If you absolutely have to use Microsoft Windows, ensure you are using x86_64 Windows Professional (x86_64 is also known as 64 bit processor) or higher version. Also, ensure the hidden Administrator user account has a password, create a secondary administrator account - admin - to be used exclusively to (un)install software and configure devices. All other user accounts must belong to the Restricted user group. This will prevent any user from accidentally installing any virus, Trojans, spyware or other malware. The best way to access the hidden Administrator user account is to start Windows in Safe Mode. All Home versions of Windows prevents the main Administrator user account from being accessed locally but is still accessible from the internet. I also recommend turning off Windows Automatic Updates and only install the patches released on Patch Tuesday or the Service Packs which are released once every few years.

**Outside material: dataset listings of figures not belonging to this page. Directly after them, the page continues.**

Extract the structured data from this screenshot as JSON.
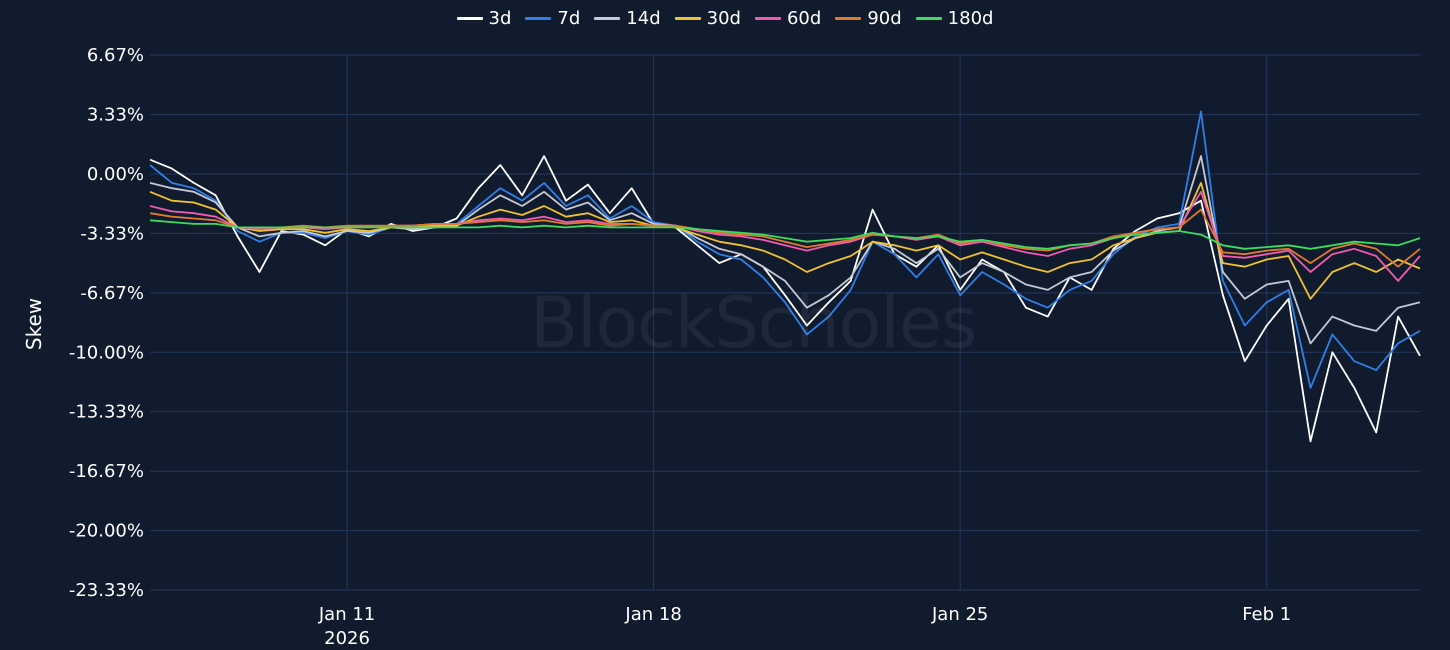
{
  "watermark": "BlockScholes",
  "chart_data": {
    "type": "line",
    "title": "",
    "xlabel": "",
    "ylabel": "Skew",
    "y_unit": "%",
    "ylim": [
      -23.33,
      6.67
    ],
    "y_ticks": [
      6.67,
      3.33,
      0.0,
      -3.33,
      -6.67,
      -10.0,
      -13.33,
      -16.67,
      -20.0,
      -23.33
    ],
    "y_tick_labels": [
      "6.67%",
      "3.33%",
      "0.00%",
      "-3.33%",
      "-6.67%",
      "-10.00%",
      "-13.33%",
      "-16.67%",
      "-20.00%",
      "-23.33%"
    ],
    "x_range": [
      "2026-01-06T12:00",
      "2026-02-04T12:00"
    ],
    "x_ticks": [
      {
        "date": "2026-01-11",
        "label": "Jan 11",
        "sublabel": "2026"
      },
      {
        "date": "2026-01-18",
        "label": "Jan 18",
        "sublabel": ""
      },
      {
        "date": "2026-01-25",
        "label": "Jan 25",
        "sublabel": ""
      },
      {
        "date": "2026-02-01",
        "label": "Feb 1",
        "sublabel": ""
      }
    ],
    "grid": true,
    "legend_position": "top-center",
    "x": [
      "2026-01-06T12:00",
      "2026-01-07T00:00",
      "2026-01-07T12:00",
      "2026-01-08T00:00",
      "2026-01-08T12:00",
      "2026-01-09T00:00",
      "2026-01-09T12:00",
      "2026-01-10T00:00",
      "2026-01-10T12:00",
      "2026-01-11T00:00",
      "2026-01-11T12:00",
      "2026-01-12T00:00",
      "2026-01-12T12:00",
      "2026-01-13T00:00",
      "2026-01-13T12:00",
      "2026-01-14T00:00",
      "2026-01-14T12:00",
      "2026-01-15T00:00",
      "2026-01-15T12:00",
      "2026-01-16T00:00",
      "2026-01-16T12:00",
      "2026-01-17T00:00",
      "2026-01-17T12:00",
      "2026-01-18T00:00",
      "2026-01-18T12:00",
      "2026-01-19T00:00",
      "2026-01-19T12:00",
      "2026-01-20T00:00",
      "2026-01-20T12:00",
      "2026-01-21T00:00",
      "2026-01-21T12:00",
      "2026-01-22T00:00",
      "2026-01-22T12:00",
      "2026-01-23T00:00",
      "2026-01-23T12:00",
      "2026-01-24T00:00",
      "2026-01-24T12:00",
      "2026-01-25T00:00",
      "2026-01-25T12:00",
      "2026-01-26T00:00",
      "2026-01-26T12:00",
      "2026-01-27T00:00",
      "2026-01-27T12:00",
      "2026-01-28T00:00",
      "2026-01-28T12:00",
      "2026-01-29T00:00",
      "2026-01-29T12:00",
      "2026-01-30T00:00",
      "2026-01-30T12:00",
      "2026-01-31T00:00",
      "2026-01-31T12:00",
      "2026-02-01T00:00",
      "2026-02-01T12:00",
      "2026-02-02T00:00",
      "2026-02-02T12:00",
      "2026-02-03T00:00",
      "2026-02-03T12:00",
      "2026-02-04T00:00",
      "2026-02-04T12:00"
    ],
    "series": [
      {
        "name": "3d",
        "color": "#ffffff",
        "values": [
          0.8,
          0.3,
          -0.5,
          -1.2,
          -3.5,
          -5.5,
          -3.2,
          -3.4,
          -4.0,
          -3.1,
          -3.5,
          -2.8,
          -3.2,
          -3.0,
          -2.5,
          -0.8,
          0.5,
          -1.2,
          1.0,
          -1.5,
          -0.6,
          -2.2,
          -0.8,
          -2.8,
          -3.0,
          -4.0,
          -5.0,
          -4.5,
          -5.2,
          -6.8,
          -8.5,
          -7.2,
          -6.0,
          -2.0,
          -4.5,
          -5.2,
          -4.0,
          -6.5,
          -4.8,
          -5.5,
          -7.5,
          -8.0,
          -5.8,
          -6.5,
          -4.2,
          -3.2,
          -2.5,
          -2.2,
          -1.5,
          -6.8,
          -10.5,
          -8.5,
          -7.0,
          -15.0,
          -10.0,
          -12.0,
          -14.5,
          -8.0,
          -10.2
        ]
      },
      {
        "name": "7d",
        "color": "#2f7fe8",
        "values": [
          0.5,
          -0.5,
          -0.8,
          -1.5,
          -3.2,
          -3.8,
          -3.3,
          -3.3,
          -3.6,
          -3.2,
          -3.4,
          -3.0,
          -3.1,
          -3.0,
          -2.8,
          -1.8,
          -0.8,
          -1.5,
          -0.5,
          -1.8,
          -1.2,
          -2.5,
          -1.8,
          -2.7,
          -2.9,
          -3.8,
          -4.5,
          -4.8,
          -5.8,
          -7.2,
          -9.0,
          -8.0,
          -6.5,
          -3.8,
          -4.5,
          -5.8,
          -4.5,
          -6.8,
          -5.5,
          -6.2,
          -7.0,
          -7.5,
          -6.5,
          -6.0,
          -4.5,
          -3.5,
          -3.0,
          -2.8,
          3.5,
          -6.0,
          -8.5,
          -7.2,
          -6.5,
          -12.0,
          -9.0,
          -10.5,
          -11.0,
          -9.5,
          -8.8
        ]
      },
      {
        "name": "14d",
        "color": "#c4c9d4",
        "values": [
          -0.5,
          -0.8,
          -1.0,
          -1.6,
          -3.0,
          -3.5,
          -3.3,
          -3.2,
          -3.5,
          -3.2,
          -3.3,
          -3.0,
          -3.1,
          -3.0,
          -2.9,
          -2.0,
          -1.2,
          -1.8,
          -1.0,
          -2.0,
          -1.6,
          -2.6,
          -2.2,
          -2.8,
          -2.9,
          -3.6,
          -4.2,
          -4.5,
          -5.2,
          -6.0,
          -7.5,
          -6.8,
          -5.8,
          -3.8,
          -4.2,
          -5.0,
          -4.2,
          -5.8,
          -5.0,
          -5.5,
          -6.2,
          -6.5,
          -5.8,
          -5.5,
          -4.3,
          -3.6,
          -3.2,
          -3.0,
          1.0,
          -5.5,
          -7.0,
          -6.2,
          -6.0,
          -9.5,
          -8.0,
          -8.5,
          -8.8,
          -7.5,
          -7.2
        ]
      },
      {
        "name": "30d",
        "color": "#f2c12e",
        "values": [
          -1.0,
          -1.5,
          -1.6,
          -2.0,
          -3.0,
          -3.2,
          -3.1,
          -3.1,
          -3.3,
          -3.1,
          -3.2,
          -3.0,
          -3.0,
          -2.9,
          -2.9,
          -2.4,
          -2.0,
          -2.3,
          -1.8,
          -2.4,
          -2.2,
          -2.7,
          -2.6,
          -2.9,
          -3.0,
          -3.4,
          -3.8,
          -4.0,
          -4.3,
          -4.8,
          -5.5,
          -5.0,
          -4.6,
          -3.8,
          -4.0,
          -4.3,
          -4.0,
          -4.8,
          -4.4,
          -4.8,
          -5.2,
          -5.5,
          -5.0,
          -4.8,
          -4.0,
          -3.6,
          -3.3,
          -3.2,
          -0.5,
          -5.0,
          -5.2,
          -4.8,
          -4.6,
          -7.0,
          -5.5,
          -5.0,
          -5.5,
          -4.8,
          -5.3
        ]
      },
      {
        "name": "60d",
        "color": "#f05ab0",
        "values": [
          -1.8,
          -2.1,
          -2.2,
          -2.4,
          -3.0,
          -3.1,
          -3.0,
          -3.0,
          -3.1,
          -3.0,
          -3.0,
          -2.9,
          -2.9,
          -2.8,
          -2.8,
          -2.6,
          -2.5,
          -2.6,
          -2.4,
          -2.7,
          -2.6,
          -2.8,
          -2.8,
          -2.9,
          -2.9,
          -3.2,
          -3.4,
          -3.5,
          -3.7,
          -4.0,
          -4.3,
          -4.0,
          -3.8,
          -3.4,
          -3.5,
          -3.7,
          -3.5,
          -4.0,
          -3.8,
          -4.1,
          -4.4,
          -4.6,
          -4.2,
          -4.0,
          -3.6,
          -3.3,
          -3.1,
          -3.0,
          -1.0,
          -4.6,
          -4.7,
          -4.5,
          -4.3,
          -5.5,
          -4.5,
          -4.2,
          -4.6,
          -6.0,
          -4.6
        ]
      },
      {
        "name": "90d",
        "color": "#e07b2c",
        "values": [
          -2.2,
          -2.4,
          -2.5,
          -2.6,
          -3.0,
          -3.0,
          -3.0,
          -2.9,
          -3.0,
          -2.9,
          -2.9,
          -2.9,
          -2.9,
          -2.8,
          -2.8,
          -2.7,
          -2.6,
          -2.7,
          -2.6,
          -2.8,
          -2.7,
          -2.9,
          -2.8,
          -2.9,
          -2.9,
          -3.1,
          -3.3,
          -3.4,
          -3.5,
          -3.8,
          -4.1,
          -3.9,
          -3.7,
          -3.4,
          -3.5,
          -3.6,
          -3.4,
          -3.9,
          -3.7,
          -4.0,
          -4.2,
          -4.3,
          -4.0,
          -3.9,
          -3.5,
          -3.3,
          -3.1,
          -3.0,
          -2.0,
          -4.4,
          -4.5,
          -4.3,
          -4.2,
          -5.0,
          -4.2,
          -3.9,
          -4.2,
          -5.2,
          -4.2
        ]
      },
      {
        "name": "180d",
        "color": "#3ddc5e",
        "values": [
          -2.6,
          -2.7,
          -2.8,
          -2.8,
          -3.0,
          -3.0,
          -3.0,
          -3.0,
          -3.0,
          -3.0,
          -3.0,
          -3.0,
          -3.0,
          -3.0,
          -3.0,
          -3.0,
          -2.9,
          -3.0,
          -2.9,
          -3.0,
          -2.9,
          -3.0,
          -3.0,
          -3.0,
          -3.0,
          -3.1,
          -3.2,
          -3.3,
          -3.4,
          -3.6,
          -3.8,
          -3.7,
          -3.6,
          -3.3,
          -3.5,
          -3.6,
          -3.5,
          -3.8,
          -3.7,
          -3.9,
          -4.1,
          -4.2,
          -4.0,
          -3.9,
          -3.6,
          -3.4,
          -3.3,
          -3.2,
          -3.4,
          -4.0,
          -4.2,
          -4.1,
          -4.0,
          -4.2,
          -4.0,
          -3.8,
          -3.9,
          -4.0,
          -3.6
        ]
      }
    ]
  }
}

Having a very secure system still means nothing if the computer user is operating the computer in an insecure manner i.e. runs the computer with administrator (root in Linux/Unix systems) priviliges, users on the computer have no password protection (Linux will not install or create users unless passwords are assigned). 64 bit system users also need to accept the fact that websites that has malicious code embedded in it's web pages will be inaccessible. Sites like mail.yahoo.com will be difficult to navigate due to the fact that Yahoo is adopting Microsoft technologies. It also means that mail.yahoo.com will become more easily hacked by the Russian Mafia that are working with the Chinese Secret Service. They should also avoid Hotmail or websites that uses ASP.NET (a Microsoft technology).
I hope you watch W5: Investigating Canada's big cyber security problem and follow my suggestions - use x86_64 Linux, run the computer as a standard user and have all users password protected.